Auf der ersten Plattform angekommen habe ich mir eine kleine Auszeit gegönnte und mir einen Kaffee + ein Stück Erdbeertorte gekauft. Danach habe ich mir Tokyo von 150 m und 250 m angeschaut und ich muss sagen das diese Stadt einfach extrem riesig und ein Meer aus Beton ist. Aber ich konnte durch das gute Wetter den Fujiyama sehen und das Meer 😀

Meiji Schrein

Nach knapp zwei Stunden habe ich mich dann wieder auf den Weg gemacht, aber diesmal nicht zu Fuß sondern mit der U-Bahn zum Meiji Schrein.
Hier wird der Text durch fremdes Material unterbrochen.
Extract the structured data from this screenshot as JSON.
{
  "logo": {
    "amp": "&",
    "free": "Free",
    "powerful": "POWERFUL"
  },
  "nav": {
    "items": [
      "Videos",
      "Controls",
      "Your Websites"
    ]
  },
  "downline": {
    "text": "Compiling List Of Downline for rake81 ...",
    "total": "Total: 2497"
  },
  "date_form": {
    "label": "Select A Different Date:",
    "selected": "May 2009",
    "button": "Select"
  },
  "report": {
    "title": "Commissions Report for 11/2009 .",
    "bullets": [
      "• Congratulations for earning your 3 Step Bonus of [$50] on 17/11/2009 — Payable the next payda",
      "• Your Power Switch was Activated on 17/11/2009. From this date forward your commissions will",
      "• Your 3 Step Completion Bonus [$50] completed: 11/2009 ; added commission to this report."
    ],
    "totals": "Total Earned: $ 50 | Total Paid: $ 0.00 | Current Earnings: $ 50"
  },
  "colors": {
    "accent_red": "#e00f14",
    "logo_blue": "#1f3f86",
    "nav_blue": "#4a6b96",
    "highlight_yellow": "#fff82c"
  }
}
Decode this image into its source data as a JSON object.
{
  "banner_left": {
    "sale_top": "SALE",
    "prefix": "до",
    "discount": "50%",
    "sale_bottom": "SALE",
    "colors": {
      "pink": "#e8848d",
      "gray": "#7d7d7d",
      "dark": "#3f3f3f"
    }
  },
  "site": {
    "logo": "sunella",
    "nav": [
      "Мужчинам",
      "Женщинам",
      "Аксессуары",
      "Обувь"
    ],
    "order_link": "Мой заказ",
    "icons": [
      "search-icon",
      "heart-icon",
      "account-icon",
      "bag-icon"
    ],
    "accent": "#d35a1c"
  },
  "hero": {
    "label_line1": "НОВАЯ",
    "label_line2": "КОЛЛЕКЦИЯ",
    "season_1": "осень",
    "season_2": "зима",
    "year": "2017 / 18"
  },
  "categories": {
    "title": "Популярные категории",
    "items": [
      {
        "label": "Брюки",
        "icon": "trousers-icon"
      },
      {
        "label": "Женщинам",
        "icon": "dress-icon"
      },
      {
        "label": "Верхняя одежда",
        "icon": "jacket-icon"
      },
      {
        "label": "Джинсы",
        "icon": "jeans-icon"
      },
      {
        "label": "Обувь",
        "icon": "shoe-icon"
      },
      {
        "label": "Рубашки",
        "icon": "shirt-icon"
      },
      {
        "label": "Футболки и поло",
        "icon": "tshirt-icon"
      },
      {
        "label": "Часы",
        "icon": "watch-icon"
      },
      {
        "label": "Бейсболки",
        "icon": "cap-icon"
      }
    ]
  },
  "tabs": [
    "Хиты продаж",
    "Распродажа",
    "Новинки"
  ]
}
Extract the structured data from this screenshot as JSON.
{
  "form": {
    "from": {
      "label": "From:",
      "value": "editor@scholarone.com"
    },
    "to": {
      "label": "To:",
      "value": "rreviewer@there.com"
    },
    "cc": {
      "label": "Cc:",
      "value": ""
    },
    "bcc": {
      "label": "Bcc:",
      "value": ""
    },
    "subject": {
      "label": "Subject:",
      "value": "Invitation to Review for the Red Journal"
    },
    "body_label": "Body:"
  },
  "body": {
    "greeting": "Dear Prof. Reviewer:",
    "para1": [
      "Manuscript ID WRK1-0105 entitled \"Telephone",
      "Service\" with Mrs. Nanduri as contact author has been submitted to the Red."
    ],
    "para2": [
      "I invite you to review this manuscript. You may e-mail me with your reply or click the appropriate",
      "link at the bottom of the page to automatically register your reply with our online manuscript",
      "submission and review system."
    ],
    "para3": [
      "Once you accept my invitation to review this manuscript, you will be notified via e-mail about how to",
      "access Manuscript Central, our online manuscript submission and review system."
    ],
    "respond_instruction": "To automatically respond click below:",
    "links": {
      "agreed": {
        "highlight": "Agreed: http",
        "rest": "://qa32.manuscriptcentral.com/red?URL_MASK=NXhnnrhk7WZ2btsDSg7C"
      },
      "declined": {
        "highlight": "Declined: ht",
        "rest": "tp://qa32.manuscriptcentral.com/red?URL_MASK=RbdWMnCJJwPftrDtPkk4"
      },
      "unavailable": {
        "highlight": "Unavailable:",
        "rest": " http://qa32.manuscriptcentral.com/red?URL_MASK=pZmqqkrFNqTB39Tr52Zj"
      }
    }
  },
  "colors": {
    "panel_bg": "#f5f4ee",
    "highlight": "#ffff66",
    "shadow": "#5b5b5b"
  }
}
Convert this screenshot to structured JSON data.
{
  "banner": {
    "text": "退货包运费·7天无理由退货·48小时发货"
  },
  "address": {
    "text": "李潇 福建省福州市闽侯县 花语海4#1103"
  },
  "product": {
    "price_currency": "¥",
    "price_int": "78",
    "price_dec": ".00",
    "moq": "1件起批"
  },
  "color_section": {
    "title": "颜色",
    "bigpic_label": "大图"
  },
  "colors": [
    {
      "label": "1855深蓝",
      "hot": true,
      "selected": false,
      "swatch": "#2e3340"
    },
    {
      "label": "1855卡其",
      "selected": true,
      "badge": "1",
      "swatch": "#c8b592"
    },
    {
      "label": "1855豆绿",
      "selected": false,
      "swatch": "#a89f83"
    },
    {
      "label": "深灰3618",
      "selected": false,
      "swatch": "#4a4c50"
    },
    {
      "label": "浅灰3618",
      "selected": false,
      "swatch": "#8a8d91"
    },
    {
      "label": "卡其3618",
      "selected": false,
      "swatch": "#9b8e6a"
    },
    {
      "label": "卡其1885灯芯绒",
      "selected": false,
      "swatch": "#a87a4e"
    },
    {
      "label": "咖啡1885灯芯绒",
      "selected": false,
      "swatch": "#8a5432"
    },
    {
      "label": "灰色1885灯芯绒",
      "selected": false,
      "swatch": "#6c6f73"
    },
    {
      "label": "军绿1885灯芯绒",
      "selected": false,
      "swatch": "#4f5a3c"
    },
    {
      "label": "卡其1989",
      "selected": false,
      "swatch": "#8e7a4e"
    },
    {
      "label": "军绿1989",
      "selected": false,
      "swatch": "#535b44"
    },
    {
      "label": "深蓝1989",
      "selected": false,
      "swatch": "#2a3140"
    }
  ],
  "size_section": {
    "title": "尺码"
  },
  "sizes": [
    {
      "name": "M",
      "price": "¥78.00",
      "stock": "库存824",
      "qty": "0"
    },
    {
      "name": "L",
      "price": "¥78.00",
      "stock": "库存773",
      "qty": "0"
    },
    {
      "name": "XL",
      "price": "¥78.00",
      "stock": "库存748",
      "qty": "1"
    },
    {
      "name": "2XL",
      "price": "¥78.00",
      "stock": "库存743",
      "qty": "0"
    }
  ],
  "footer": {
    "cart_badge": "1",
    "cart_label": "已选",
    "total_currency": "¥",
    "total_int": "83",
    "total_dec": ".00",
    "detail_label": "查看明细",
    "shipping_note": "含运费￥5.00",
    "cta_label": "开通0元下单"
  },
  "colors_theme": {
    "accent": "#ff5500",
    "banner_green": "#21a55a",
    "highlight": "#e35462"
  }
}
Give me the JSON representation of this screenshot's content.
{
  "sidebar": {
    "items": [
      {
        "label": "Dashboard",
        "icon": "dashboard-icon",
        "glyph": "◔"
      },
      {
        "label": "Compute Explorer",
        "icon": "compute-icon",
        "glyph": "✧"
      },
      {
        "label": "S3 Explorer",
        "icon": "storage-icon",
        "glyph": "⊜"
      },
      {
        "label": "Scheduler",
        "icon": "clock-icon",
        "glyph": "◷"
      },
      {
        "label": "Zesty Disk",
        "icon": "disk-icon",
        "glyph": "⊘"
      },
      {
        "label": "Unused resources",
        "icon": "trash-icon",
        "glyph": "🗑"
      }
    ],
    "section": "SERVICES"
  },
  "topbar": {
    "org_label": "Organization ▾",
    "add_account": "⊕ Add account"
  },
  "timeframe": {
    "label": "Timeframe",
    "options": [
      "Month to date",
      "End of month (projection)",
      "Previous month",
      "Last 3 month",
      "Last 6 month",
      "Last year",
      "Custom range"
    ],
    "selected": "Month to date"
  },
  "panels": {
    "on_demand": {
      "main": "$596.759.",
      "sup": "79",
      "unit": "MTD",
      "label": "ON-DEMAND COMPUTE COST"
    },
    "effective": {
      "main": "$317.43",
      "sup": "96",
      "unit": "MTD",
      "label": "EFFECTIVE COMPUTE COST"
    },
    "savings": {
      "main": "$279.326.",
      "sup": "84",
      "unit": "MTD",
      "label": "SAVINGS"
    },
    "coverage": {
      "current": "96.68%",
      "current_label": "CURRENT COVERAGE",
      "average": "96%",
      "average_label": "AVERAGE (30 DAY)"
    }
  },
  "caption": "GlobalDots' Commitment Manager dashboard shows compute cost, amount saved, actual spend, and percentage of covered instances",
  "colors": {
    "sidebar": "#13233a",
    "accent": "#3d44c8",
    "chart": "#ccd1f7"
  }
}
Angekommen an der richtigen U-Bahnstation, war es sehr voll und ich hatte großen Hunger. Nach einer kleinen Pause bin dann Richtung Schrein, dieses Mal fand ich den Schrein nicht so schön, aber das lag vielleicht daran, dass sich der Schrein auf den Neujahrswechsel vorbereitet hat und es dadurch viele Baustellen gab. Aber ich hatte mich etwas umgeschaut und mir noch ein paar Glücksbringer gekauft (Ein schönes Souvenir).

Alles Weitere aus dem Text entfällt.